仕事内容としては、「お笑い番組」と、「演歌番組」。それに相変わらず「ポルノ映画」の脚本を書き続ける毎日。 「ポルノ」は日活のモノですが、「ピンク映画」と呼ばれるジャンルがありました。 内容的には、ほぼ同じなのですが、今をときめく映画監督の巨匠達は、この頃の「ピンク映画」出身の方が実に多く、芸術性の高い作品も数多くありました。 私は「東活」というピンク映画の社長を紹介され、毎月一本書く約束を。 「日活」に比べて「東活」の脚本を書くのは楽しかったです。 まず、社長からテ-マを告げられて、一ヶ月後に脚本を持って行くと、社長は「面白い!」と、その場で現金を私にくれるのです。 「日活」の企画部に、あれこれ言われることに比べたら雲泥の差。 私は、自分の世界にのめり込んで脚本を書くことが出来て、しかも書き終わると、いきなり現金をいただけるのですから。 社長は、毎月私の脚本を読んだ後、デスクの引き出しから現金を出してくださり、「ご苦労様」と。 そんなことを毎月続けているうちに、私は自分の脚本の世界が、もっと見えて来るようになったのです。 肉体の力で、男と女がいかに変わって行くのか・・・これは非常に奥の深いモノだと感じました。 「東活」の社長には、今でも感謝しております。 さて、TVの仕事の方ですが、おかげさまで東京と大阪を行ったり来たりの忙しい日々になっていました。 新幹線の移動中でも原稿を。 演歌のナレ-ションは、新幹線の中で書くと筆も進みます。 曲をイヤホンで聞きながら、ナレ-ションを書いて行く訳ですが、新幹線から見る風景が、実に演歌にピッタリはまってしまうからです。 そんな時、「名古屋テレビ」さんから、新番組の企画の依頼がありました。 「名古屋で、今までになかった斬新な深夜番組を作りたい」とのこと。 名古屋の方々は、私を大切なお客として、随分接待もしてくださいました。 私は、その接待に甘えて、名古屋に到着すると、「とりあえず、どこで御飯食べますか?」と、毎回名古屋の夜を飲み歩く日々に。 勿論、番組企画の話はするのですが、私は一からスタ-トする番組だったので、夢と希望だらけ。 話する内容は、現実からほど遠いことの夢物語ばかりです。 さすがに、名古屋のプロデュ-サ-も、しびれを切らしたのか、我が家に手紙が届きました。 「連日、打ち合わせと称して飲み歩いてばかりですが、つまり萩原さんのやりたい番組とは、こういう内容なのでしょうか?」 と、私が飲んでは勝手に喋っていたことを見事にまとめた企画書を送って来られたのです。 「失礼なことをしていたな」と、少し反省をしてしまいました。 番組企画書を作成するのは、私の仕事だからです。 こうして、名古屋で私なりの独創的な番組をスタ-トすることとなりました。 「オジャマンないと」という番組です。
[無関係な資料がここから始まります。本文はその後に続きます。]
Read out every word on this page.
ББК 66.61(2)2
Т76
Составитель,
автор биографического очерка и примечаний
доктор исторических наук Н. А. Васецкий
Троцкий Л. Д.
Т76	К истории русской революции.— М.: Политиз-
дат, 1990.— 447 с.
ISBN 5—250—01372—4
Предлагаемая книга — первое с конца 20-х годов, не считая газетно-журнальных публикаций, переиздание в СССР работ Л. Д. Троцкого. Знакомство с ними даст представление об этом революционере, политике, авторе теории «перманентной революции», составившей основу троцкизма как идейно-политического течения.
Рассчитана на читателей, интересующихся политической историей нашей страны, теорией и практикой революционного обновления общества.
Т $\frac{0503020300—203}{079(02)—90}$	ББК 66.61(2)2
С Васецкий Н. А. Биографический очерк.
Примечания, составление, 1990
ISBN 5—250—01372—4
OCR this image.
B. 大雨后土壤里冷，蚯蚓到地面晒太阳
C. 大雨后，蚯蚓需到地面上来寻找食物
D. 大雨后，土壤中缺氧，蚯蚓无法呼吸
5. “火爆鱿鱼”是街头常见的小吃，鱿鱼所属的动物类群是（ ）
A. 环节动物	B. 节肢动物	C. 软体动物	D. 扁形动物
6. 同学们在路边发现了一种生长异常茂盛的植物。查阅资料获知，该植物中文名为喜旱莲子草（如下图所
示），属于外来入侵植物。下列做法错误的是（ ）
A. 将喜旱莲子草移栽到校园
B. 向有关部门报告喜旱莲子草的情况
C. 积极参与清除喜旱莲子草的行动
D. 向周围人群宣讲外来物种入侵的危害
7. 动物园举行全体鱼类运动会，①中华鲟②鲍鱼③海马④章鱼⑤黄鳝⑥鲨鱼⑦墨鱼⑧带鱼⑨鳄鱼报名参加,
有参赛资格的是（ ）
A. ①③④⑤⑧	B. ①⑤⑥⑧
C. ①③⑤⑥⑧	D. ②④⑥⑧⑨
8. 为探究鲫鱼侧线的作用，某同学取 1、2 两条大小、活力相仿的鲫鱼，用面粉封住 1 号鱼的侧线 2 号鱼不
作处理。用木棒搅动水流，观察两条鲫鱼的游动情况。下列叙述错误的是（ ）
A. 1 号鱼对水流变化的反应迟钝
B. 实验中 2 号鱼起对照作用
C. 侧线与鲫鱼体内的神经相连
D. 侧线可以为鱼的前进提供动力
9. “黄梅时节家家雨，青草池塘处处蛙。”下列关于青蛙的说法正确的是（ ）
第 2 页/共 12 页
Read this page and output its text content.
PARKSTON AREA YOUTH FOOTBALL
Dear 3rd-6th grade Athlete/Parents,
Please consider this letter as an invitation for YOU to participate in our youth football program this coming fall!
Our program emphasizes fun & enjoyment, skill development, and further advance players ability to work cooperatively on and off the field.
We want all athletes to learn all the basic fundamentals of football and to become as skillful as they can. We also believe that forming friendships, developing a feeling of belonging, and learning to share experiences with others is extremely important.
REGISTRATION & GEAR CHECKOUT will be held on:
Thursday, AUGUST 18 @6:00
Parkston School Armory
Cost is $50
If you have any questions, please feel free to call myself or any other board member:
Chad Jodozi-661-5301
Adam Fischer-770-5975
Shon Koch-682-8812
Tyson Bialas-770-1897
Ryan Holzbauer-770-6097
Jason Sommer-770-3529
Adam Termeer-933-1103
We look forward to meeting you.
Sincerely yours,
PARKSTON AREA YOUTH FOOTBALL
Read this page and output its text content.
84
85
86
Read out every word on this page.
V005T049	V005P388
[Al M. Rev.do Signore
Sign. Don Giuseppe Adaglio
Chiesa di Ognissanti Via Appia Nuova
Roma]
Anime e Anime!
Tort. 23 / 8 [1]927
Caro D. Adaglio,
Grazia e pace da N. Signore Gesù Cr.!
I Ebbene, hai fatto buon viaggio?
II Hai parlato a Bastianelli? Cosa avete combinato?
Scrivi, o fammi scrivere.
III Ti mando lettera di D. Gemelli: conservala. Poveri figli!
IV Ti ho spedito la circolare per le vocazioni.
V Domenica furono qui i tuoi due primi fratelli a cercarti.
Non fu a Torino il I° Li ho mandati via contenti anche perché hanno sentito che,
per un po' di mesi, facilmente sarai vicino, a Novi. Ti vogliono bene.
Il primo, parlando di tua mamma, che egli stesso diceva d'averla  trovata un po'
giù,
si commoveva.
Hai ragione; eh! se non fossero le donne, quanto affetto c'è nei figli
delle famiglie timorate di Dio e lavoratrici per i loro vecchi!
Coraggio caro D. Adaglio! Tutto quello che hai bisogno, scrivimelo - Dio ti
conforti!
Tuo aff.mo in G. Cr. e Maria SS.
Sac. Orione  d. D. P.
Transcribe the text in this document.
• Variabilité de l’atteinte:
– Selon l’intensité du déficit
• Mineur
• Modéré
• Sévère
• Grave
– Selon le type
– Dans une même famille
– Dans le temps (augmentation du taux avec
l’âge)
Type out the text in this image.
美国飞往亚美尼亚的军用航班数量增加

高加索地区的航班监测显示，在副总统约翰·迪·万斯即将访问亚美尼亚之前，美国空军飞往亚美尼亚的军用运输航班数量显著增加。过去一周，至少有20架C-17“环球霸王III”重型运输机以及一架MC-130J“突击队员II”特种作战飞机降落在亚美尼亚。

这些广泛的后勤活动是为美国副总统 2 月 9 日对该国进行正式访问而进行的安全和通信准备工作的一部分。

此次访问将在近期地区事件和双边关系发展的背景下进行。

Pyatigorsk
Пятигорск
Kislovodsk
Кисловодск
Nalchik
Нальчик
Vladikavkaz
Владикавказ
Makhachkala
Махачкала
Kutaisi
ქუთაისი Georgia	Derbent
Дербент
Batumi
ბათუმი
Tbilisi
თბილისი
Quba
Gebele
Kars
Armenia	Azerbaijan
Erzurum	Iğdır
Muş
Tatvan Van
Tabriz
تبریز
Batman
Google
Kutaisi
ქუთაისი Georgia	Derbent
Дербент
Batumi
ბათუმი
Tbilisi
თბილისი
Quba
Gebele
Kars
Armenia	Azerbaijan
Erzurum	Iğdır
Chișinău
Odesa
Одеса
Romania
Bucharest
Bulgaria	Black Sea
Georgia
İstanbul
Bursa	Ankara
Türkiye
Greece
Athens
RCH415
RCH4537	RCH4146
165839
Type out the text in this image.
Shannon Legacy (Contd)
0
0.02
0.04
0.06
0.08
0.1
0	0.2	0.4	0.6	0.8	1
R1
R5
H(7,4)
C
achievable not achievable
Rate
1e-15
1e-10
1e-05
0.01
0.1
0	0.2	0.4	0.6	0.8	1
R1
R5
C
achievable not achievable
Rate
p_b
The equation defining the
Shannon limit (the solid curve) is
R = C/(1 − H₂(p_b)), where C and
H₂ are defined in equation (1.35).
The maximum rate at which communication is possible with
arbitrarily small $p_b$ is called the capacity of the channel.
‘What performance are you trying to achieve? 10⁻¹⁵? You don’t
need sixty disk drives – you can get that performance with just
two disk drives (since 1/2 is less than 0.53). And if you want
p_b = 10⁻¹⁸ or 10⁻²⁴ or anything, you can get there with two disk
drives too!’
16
思えば、私が中学3年の時、始めて「やすし師匠」に出逢い、高校生の間、送り続けた漫才台本を指導していただいた「やすし師匠」
そんな方の漫才台本を、ついに書かなくてはならない運命となりました。 読売TVの正月特番で、まずはお二人の漫才が7分程度あり、その後コメディでの計90分特番だったと思います。 収録は「旧うめだ花月」です。 コメディの方は、正月特番なので「オ-ル吉本」のキャスト。 こちらは、賑やかにリハ-サルを無事終えました。 演出はディレクタ-がするので、私は台本を書いて、リハに立ち会うだけでOK。 しかし、漫才の方が気がかりでした。 「萩原君、楽屋で『やすきよ師匠』が漫才台本の読み合わせをされるから、行って立ち会って来てよ」と、言われて、私は一人『やすきよ師匠』の楽屋へ。 漫才台本は、事前にお二人に手渡されていて、本番前に簡単な読み合わせだけで、本番突入です。 (正月特番のTV用の漫才なので、師匠達にとっては、その程度で充分だったのでしょう) 私が楽屋に入ると、きよし師匠が待ちかまえていたように、 「さぁ、やすし君、読み合わせしようか。萩原君が書いてくれた台本や」と。 やすし師匠は、まるでソッポを向いたように化粧前の鏡に向かったままでした。 「さぁ、やろうか」と、きよし師匠が言うと、 「こんな奴の書いた台本」と、やすし師匠がポツリと。 私は、何を言われるのかドキドキ状態です。 読み合わせが始まりました。 しっかりと台本を手にして、本息で読み合わせをされる『きよし師匠』に対して、やすし師匠の方は、遠くから台本を見て、斜め読み状態。 「こんな台本で漫才できるか」とでも言いたげな態度でした。 本番が始まりました。 私は、舞台の袖から「どうか無事漫才が終わりますように」と、祈る気持ちで見ていました。 ところが、漫才中にとんでもないハプニングが起こったのです。 なんと、しっかり台本を読み合わせされていた『きよし師匠』が、うっかりセリフを忘れてしまわれたのです。 「どうなるのやら・・・」と、心配していると、やすし師匠がそのセリフを見事にカバ-されて漫才が続行するではありませんか。 楽屋の読み合わせでは、まるでやる気のない素振りだった『やすし師匠』 ですが、実は事前に手渡されていた私の台本を完璧に覚えてくださっていたことに気付きました。 袖で見ていた私は、涙が出そうになりました。 漫才は無事終了。 舞台を下りて来られた『きよし師匠』から、「萩原君、なかなか良かったネタやったな」と、お誉めの言葉を。 やすし師匠に「お疲れ様でした」と、お声をかけたのですが、 師匠は、無言のまま頷くだけで去って行かれました。 結局、この後師匠が亡くなるまで、私は師匠とまともにお話できる機会はありませんでした。 「もっと自分から歩み寄れば良かった」と、今更後悔すらしてしまいます。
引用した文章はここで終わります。